Hampton’s abolitionist conclusion is the most radical expression of this critique: the goal should not be fair algorithms within oppressive institutions but the transformation of those institutions. Birhane’s relational ethics points toward a reconstruction of the goals of algorithmic systems—from individual risk prediction to community flourishing. Vowel’s sovereignty framework demands that the communities most affected by algorithmic systems have genuine authority over them, not merely nominal inclusion.

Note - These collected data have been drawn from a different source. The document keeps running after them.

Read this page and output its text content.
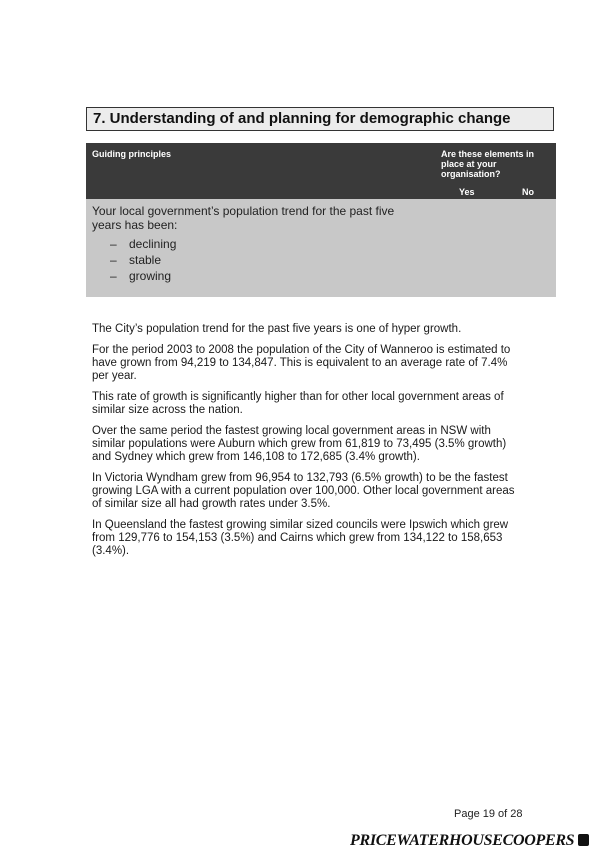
7. Understanding of and planning for demographic change
Guiding principles	Are these elements in place at your organisation?
Yes	No
Your local government’s population trend for the past five years has been:
– declining
– stable
– growing

The City’s population trend for the past five years is one of hyper growth.

For the period 2003 to 2008 the population of the City of Wanneroo is estimated to have grown from 94,219 to 134,847. This is equivalent to an average rate of 7.4% per year.

This rate of growth is significantly higher than for other local government areas of similar size across the nation.

Over the same period the fastest growing local government areas in NSW with similar populations were Auburn which grew from 61,819 to 73,495 (3.5% growth) and Sydney which grew from 146,108 to 172,685 (3.4% growth).

In Victoria Wyndham grew from 96,954 to 132,793 (6.5% growth) to be the fastest growing LGA with a current population over 100,000. Other local government areas of similar size all had growth rates under 3.5%.

In Queensland the fastest growing similar sized councils were Ipswich which grew from 129,776 to 154,153 (3.5%) and Cairns which grew from 134,122 to 158,653 (3.4%).

Page 19 of 28
PRICEWATERHOUSECOOPERS
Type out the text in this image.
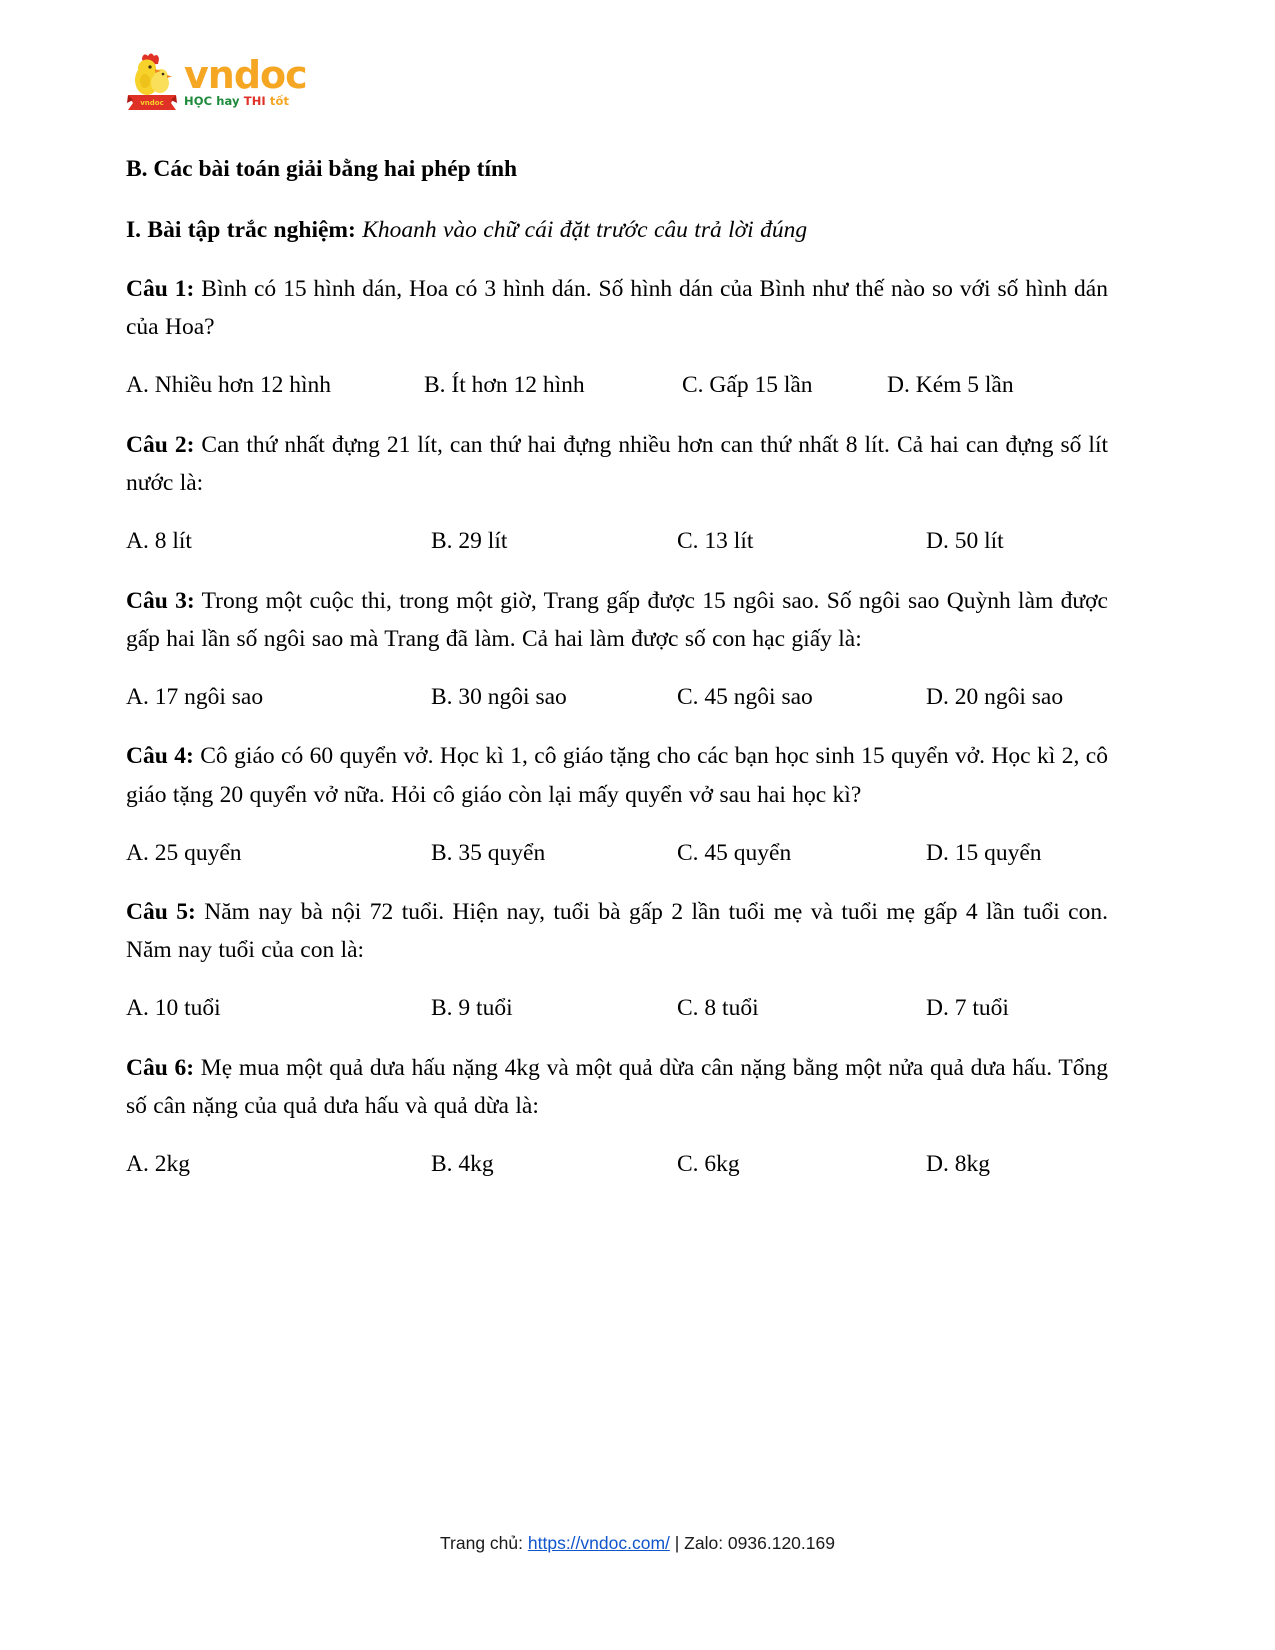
vndoc
vndoc
HỌC hay THI tốt

B. Các bài toán giải bằng hai phép tính

I. Bài tập trắc nghiệm: Khoanh vào chữ cái đặt trước câu trả lời đúng

Câu 1: Bình có 15 hình dán, Hoa có 3 hình dán. Số hình dán của Bình như thế nào so với số hình dán của Hoa?

A. Nhiều hơn 12 hình	B. Ít hơn 12 hình	C. Gấp 15 lần	D. Kém 5 lần

Câu 2: Can thứ nhất đựng 21 lít, can thứ hai đựng nhiều hơn can thứ nhất 8 lít. Cả hai can đựng số lít nước là:

A. 8 lít	B. 29 lít	C. 13 lít	D. 50 lít

Câu 3: Trong một cuộc thi, trong một giờ, Trang gấp được 15 ngôi sao. Số ngôi sao Quỳnh làm được gấp hai lần số ngôi sao mà Trang đã làm. Cả hai làm được số con hạc giấy là:

A. 17 ngôi sao	B. 30 ngôi sao	C. 45 ngôi sao	D. 20 ngôi sao

Câu 4: Cô giáo có 60 quyển vở. Học kì 1, cô giáo tặng cho các bạn học sinh 15 quyển vở. Học kì 2, cô giáo tặng 20 quyển vở nữa. Hỏi cô giáo còn lại mấy quyển vở sau hai học kì?

A. 25 quyển	B. 35 quyển	C. 45 quyển	D. 15 quyển

Câu 5: Năm nay bà nội 72 tuổi. Hiện nay, tuổi bà gấp 2 lần tuổi mẹ và tuổi mẹ gấp 4 lần tuổi con. Năm nay tuổi của con là:

A. 10 tuổi	B. 9 tuổi	C. 8 tuổi	D. 7 tuổi

Câu 6: Mẹ mua một quả dưa hấu nặng 4kg và một quả dừa cân nặng bằng một nửa quả dưa hấu. Tổng số cân nặng của quả dưa hấu và quả dừa là:

A. 2kg	B. 4kg	C. 6kg	D. 8kg
Trang chủ: https://vndoc.com/ | Zalo: 0936.120.169
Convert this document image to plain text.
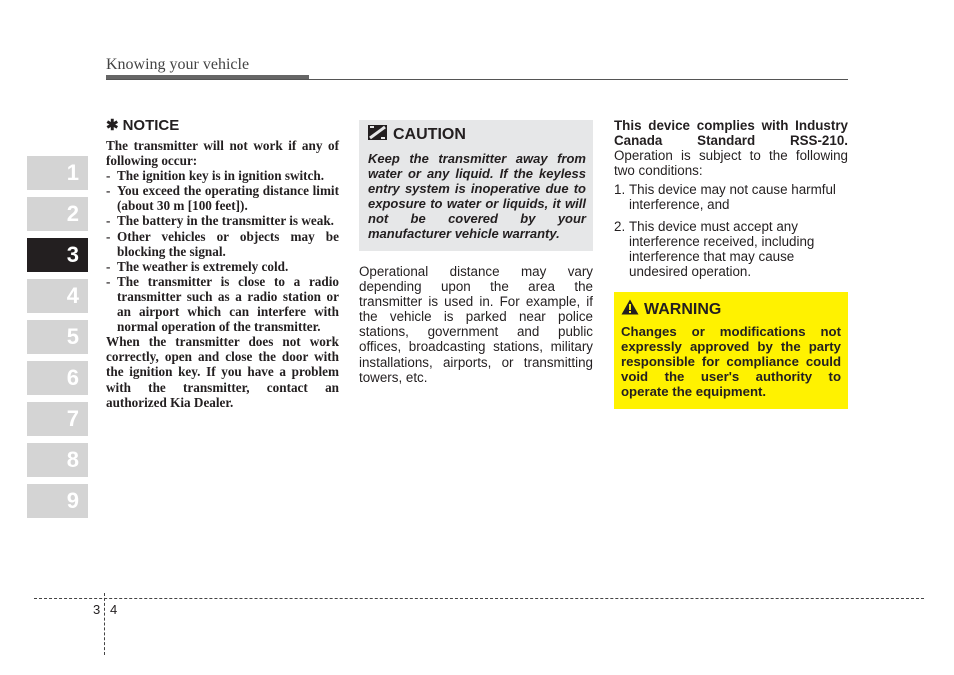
Knowing your vehicle
1
2
3
4
5
6
7
8
9
✱ NOTICE
The transmitter will not work if any of following occur:
- The ignition key is in ignition switch.
- You exceed the operating distance limit (about 30 m [100 feet]).
- The battery in the transmitter is weak.
- Other vehicles or objects may be blocking the signal.
- The weather is extremely cold.
- The transmitter is close to a radio transmitter such as a radio station or an airport which can interfere with normal operation of the transmitter.
When the transmitter does not work correctly, open and close the door with the ignition key. If you have a problem with the transmitter, contact an authorized Kia Dealer.
CAUTION
Keep the transmitter away from water or any liquid. If the keyless entry system is inoperative due to exposure to water or liquids, it will not be covered by your manufacturer vehicle warranty.
Operational distance may vary depending upon the area the transmitter is used in. For example, if the vehicle is parked near police stations, government and public offices, broadcasting stations, military installations, airports, or transmitting towers, etc.
This device complies with Industry Canada Standard RSS-210. Operation is subject to the following two conditions:
1. This device may not cause harmful interference, and
2. This device must accept any interference received, including interference that may cause undesired operation.
WARNING
Changes or modifications not expressly approved by the party responsible for compliance could void the user's authority to operate the equipment.
3 4
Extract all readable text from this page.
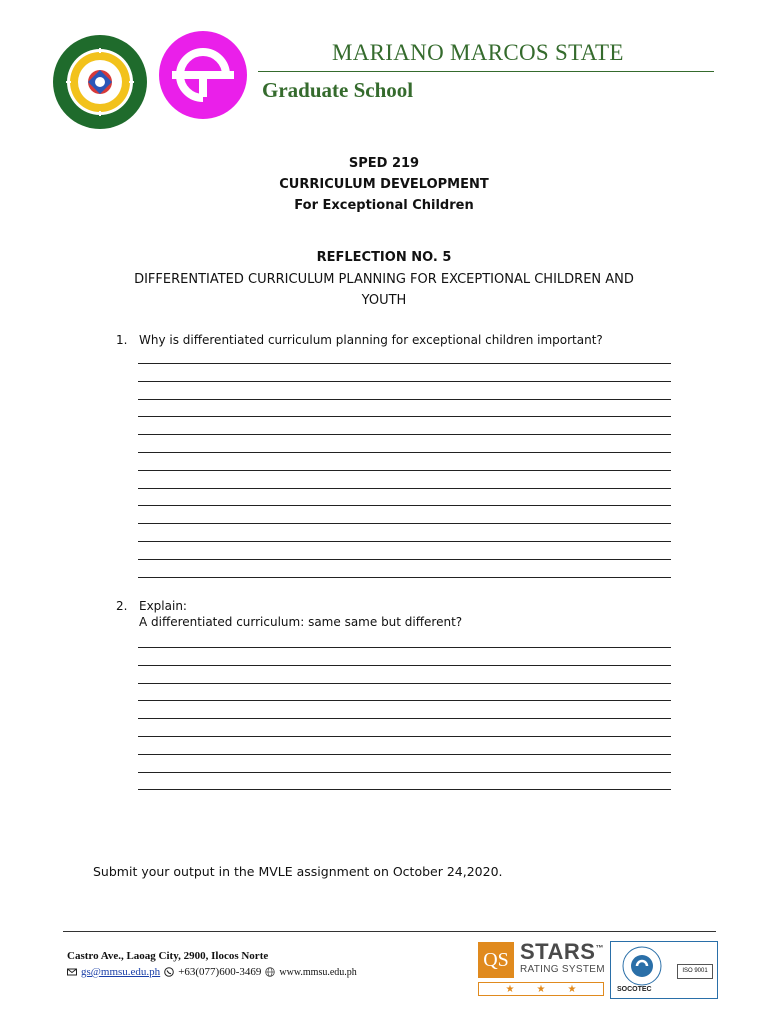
MARIANO MARCOS STATE
Graduate School
SPED 219
CURRICULUM DEVELOPMENT
For Exceptional Children
REFLECTION NO. 5
DIFFERENTIATED CURRICULUM PLANNING FOR EXCEPTIONAL CHILDREN AND
YOUTH
1. Why is differentiated curriculum planning for exceptional children important?
2. Explain:
A differentiated curriculum: same same but different?
Submit your output in the MVLE assignment on October 24,2020.
Castro Ave., Laoag City, 2900, Ilocos Norte
gs@mmsu.edu.ph +63(077)600-3469 www.mmsu.edu.ph
QS STARS™
RATING SYSTEM
★ ★ ★
ISO 9001
SOCOTEC
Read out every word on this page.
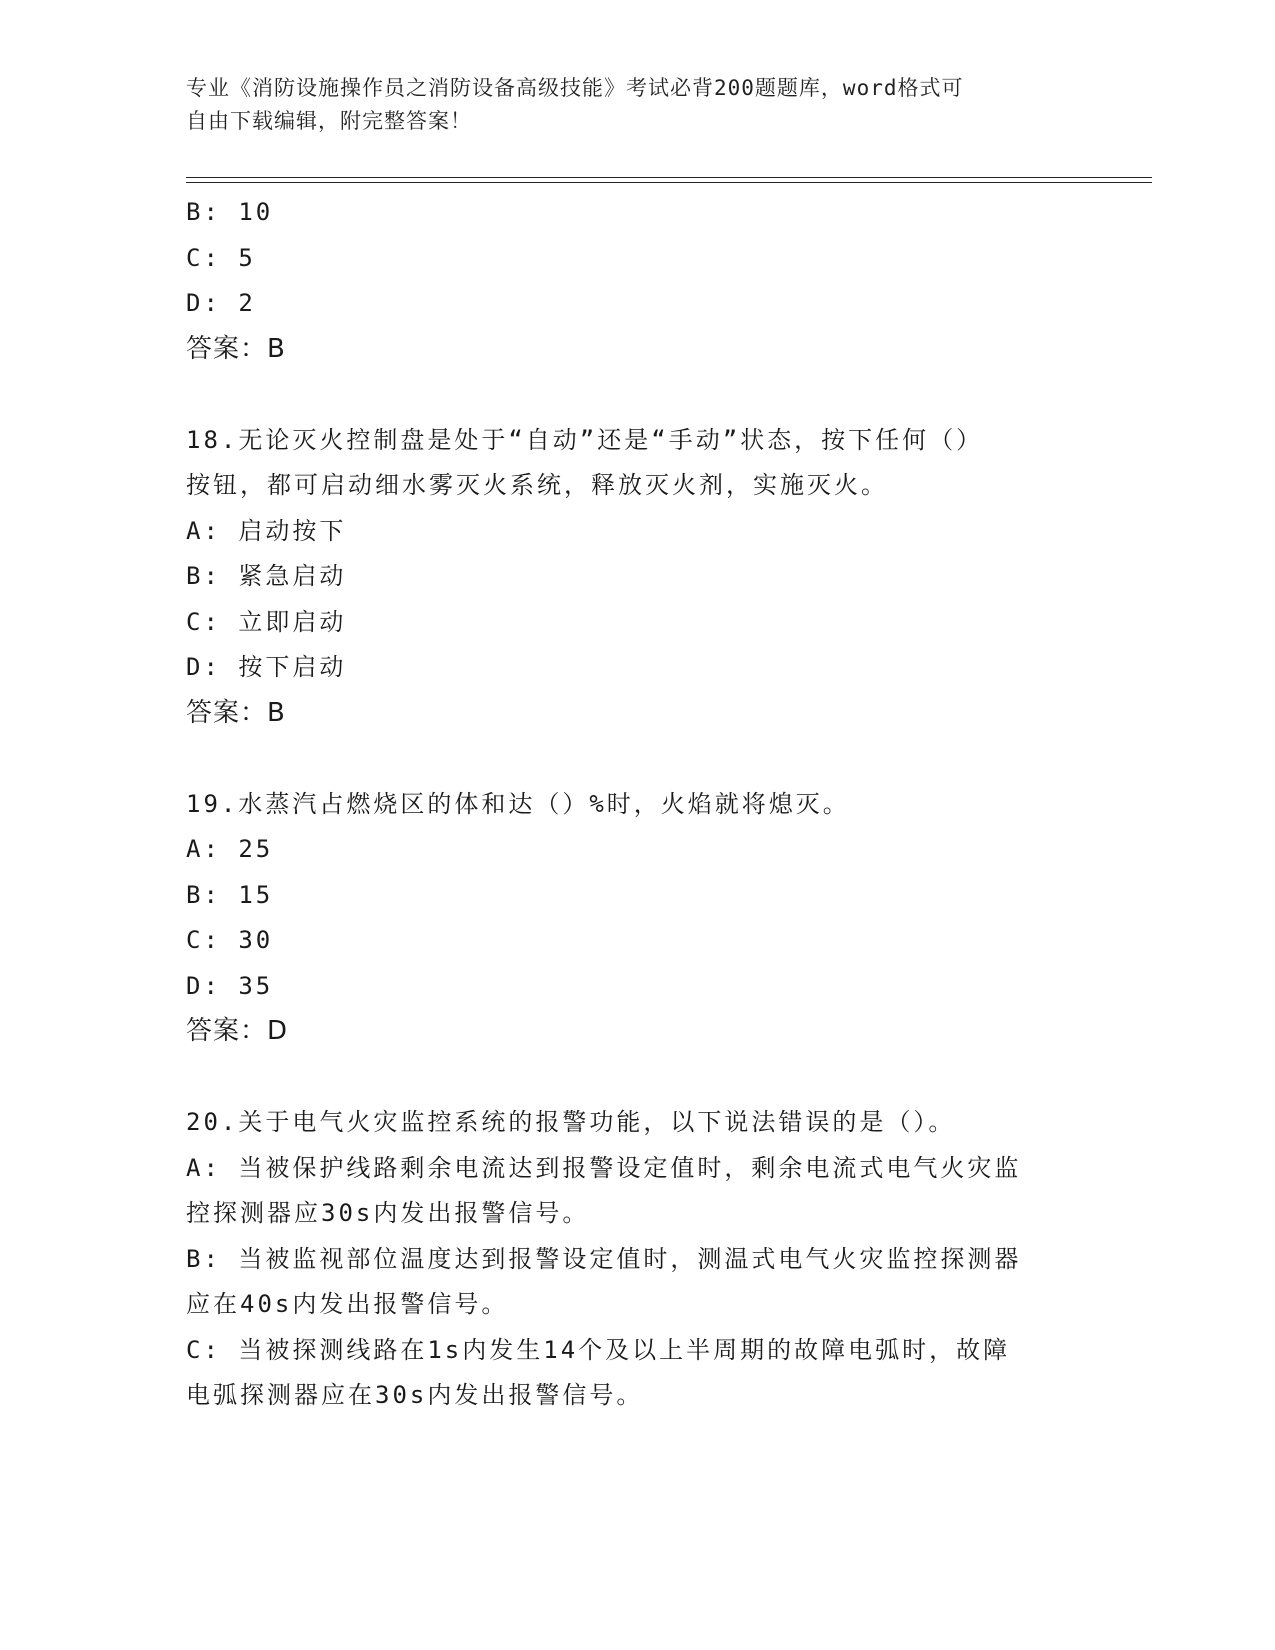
专业《消防设施操作员之消防设备高级技能》考试必背200题题库，word格式可
自由下载编辑，附完整答案！
B: 10
C: 5
D: 2
答案：B
18.无论灭火控制盘是处于“自动”还是“手动”状态，按下任何（）
按钮，都可启动细水雾灭火系统，释放灭火剂，实施灭火。
A: 启动按下
B: 紧急启动
C: 立即启动
D: 按下启动
答案：B
19.水蒸汽占燃烧区的体和达（）%时，火焰就将熄灭。
A: 25
B: 15
C: 30
D: 35
答案：D
20.关于电气火灾监控系统的报警功能，以下说法错误的是（）。
A: 当被保护线路剩余电流达到报警设定值时，剩余电流式电气火灾监
控探测器应30s内发出报警信号。
B: 当被监视部位温度达到报警设定值时，测温式电气火灾监控探测器
应在40s内发出报警信号。
C: 当被探测线路在1s内发生14个及以上半周期的故障电弧时，故障
电弧探测器应在30s内发出报警信号。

Remark: The tension between the reformist and transformative positions is not merely academic. It has practical implications for how we evaluate proposed interventions. A reformist perspective will welcome bias audits, fairness constraints, and diversity initiatives as meaningful progress. A transformative perspective will evaluate these measures by whether they reduce the actual subordination of marginalized communities or merely make their subordination more technically sophisticated. Both perspectives have something to teach: the reformist perspective ensures that we make practical improvements in the near term; the transformative perspective ensures that we do not mistake near-term improvements for the achievement of justice.

Hampton’s analysis represents a significant departure from the dominant frameworks in algorithmic fairness. Where mainstream approaches seek to make algorithms fairer within existing social structures, Hampton questions whether fairness within fundamentally unjust structures is meaningful. Her Black feminist perspective insists that the problem is not algorithms per se but the structures of oppression that algorithms encode and perpetuate. This represents a move from reformist to transformative or abolitionist approaches to AI ethics—a move that challenges the entire enterprise of “fair machine learning” as currently conceived.

The task this course has set is not to resolve this tension but to understand it clearly enough to reason about it carefully. The goal of fairness and anti-discrimination in AI is not a simple technical problem with a technical solution; it is a site where the deepest questions of political philosophy—about justice, oppression, identity, and the good society—are being worked out in code, data, and institutional practice.